There is some worry that the infighting could lead the White House to be more aggressive in going after incumbents if the current lawmakers can’t get Trump’s agenda passed anyway.
That would be a drastic move that political operatives around these races are bracing for. Still, many are doubtful Trump will challenge party leaders here, pointing to the controversy surrounding the pro-Trump outside group America First Policies. The group cut ads against Heller for opposing the GOP’s repeal bill, but later pulled the ads after Heller met with the White House and the Senate vote was pulled.
“Nationally, the decision to oppose a sitting conservative Republican senator would break new ground and there would be a massive amount of pressure for him not to do it,” said Arizona pollster Mike O’Neil. “Locally, it would be a huge boost for the challenger. Trump is still relatively popular in this state, especially among the base, so it would be a big deal for any candidate.”
Trump easily won the Republican presidential primaries in both Arizona and Nevada.
But Republicans are hopeful it doesn’t come to a showdown between the president and his party.
Strategists note that Trump has not directed much public fury at Heller or Flake, despite ample opportunities to do so.
Flake has been making the rounds to promote his new book, “Conscience of a Conservative,” which argues that Republicans should have thwarted Trump’s rise and must reclaim conservatism from him.
White House press secretary Sarah Huckabee Sanders and Republican National Committee Chairwoman Ronna Romney McDaniel have brushed Flake back, but their rebukes could have been far sharper and Trump has not tweeted about him yet.
Earlier this year, the president publicly baited Heller, who was sitting next to him at a White House meeting on healthcare, asking if he wants to “remain a senator.” But Trump has otherwise saved his intraparty fire for McConnell and his own attorney general.

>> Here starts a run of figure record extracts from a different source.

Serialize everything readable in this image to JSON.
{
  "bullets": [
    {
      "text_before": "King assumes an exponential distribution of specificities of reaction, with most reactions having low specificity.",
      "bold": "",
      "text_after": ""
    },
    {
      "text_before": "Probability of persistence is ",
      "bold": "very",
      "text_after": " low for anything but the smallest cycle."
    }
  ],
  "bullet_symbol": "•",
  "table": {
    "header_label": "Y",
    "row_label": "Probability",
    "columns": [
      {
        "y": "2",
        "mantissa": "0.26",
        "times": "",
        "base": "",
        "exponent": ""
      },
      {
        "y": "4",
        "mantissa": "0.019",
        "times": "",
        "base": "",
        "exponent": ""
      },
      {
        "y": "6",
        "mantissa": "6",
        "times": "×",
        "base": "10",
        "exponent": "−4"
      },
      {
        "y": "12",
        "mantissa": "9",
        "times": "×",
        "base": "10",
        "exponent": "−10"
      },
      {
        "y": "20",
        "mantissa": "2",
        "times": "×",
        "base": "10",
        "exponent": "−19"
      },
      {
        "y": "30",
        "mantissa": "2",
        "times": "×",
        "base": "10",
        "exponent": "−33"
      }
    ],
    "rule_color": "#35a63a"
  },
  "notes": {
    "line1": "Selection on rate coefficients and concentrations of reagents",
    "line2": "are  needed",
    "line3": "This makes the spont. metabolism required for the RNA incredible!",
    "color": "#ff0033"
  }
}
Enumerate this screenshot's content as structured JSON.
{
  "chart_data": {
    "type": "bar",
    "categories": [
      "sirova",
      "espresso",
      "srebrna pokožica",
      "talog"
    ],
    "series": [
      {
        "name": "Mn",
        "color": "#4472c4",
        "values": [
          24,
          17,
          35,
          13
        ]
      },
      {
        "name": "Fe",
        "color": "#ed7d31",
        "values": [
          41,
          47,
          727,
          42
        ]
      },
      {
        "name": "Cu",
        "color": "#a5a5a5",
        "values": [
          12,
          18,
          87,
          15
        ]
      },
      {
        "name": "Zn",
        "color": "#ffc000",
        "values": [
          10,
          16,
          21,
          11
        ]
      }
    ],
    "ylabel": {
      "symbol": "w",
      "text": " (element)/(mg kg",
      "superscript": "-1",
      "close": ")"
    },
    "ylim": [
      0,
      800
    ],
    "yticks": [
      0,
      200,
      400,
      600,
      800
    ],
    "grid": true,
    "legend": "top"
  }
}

“If the White House is thinking strategically for the long term, I don’t see how it benefits them to go against the incumbents,” said GOP strategist Doug Heye, who once acted as an outside adviser to one of Tarkanian’s campaigns.
“A middle finger to McConnell is a middle finger to your own legislative agenda and once these elections are over you never know if the loyalties you thought you had will still exist because there will be enormous pressure for the new guys to demonstrate independence.”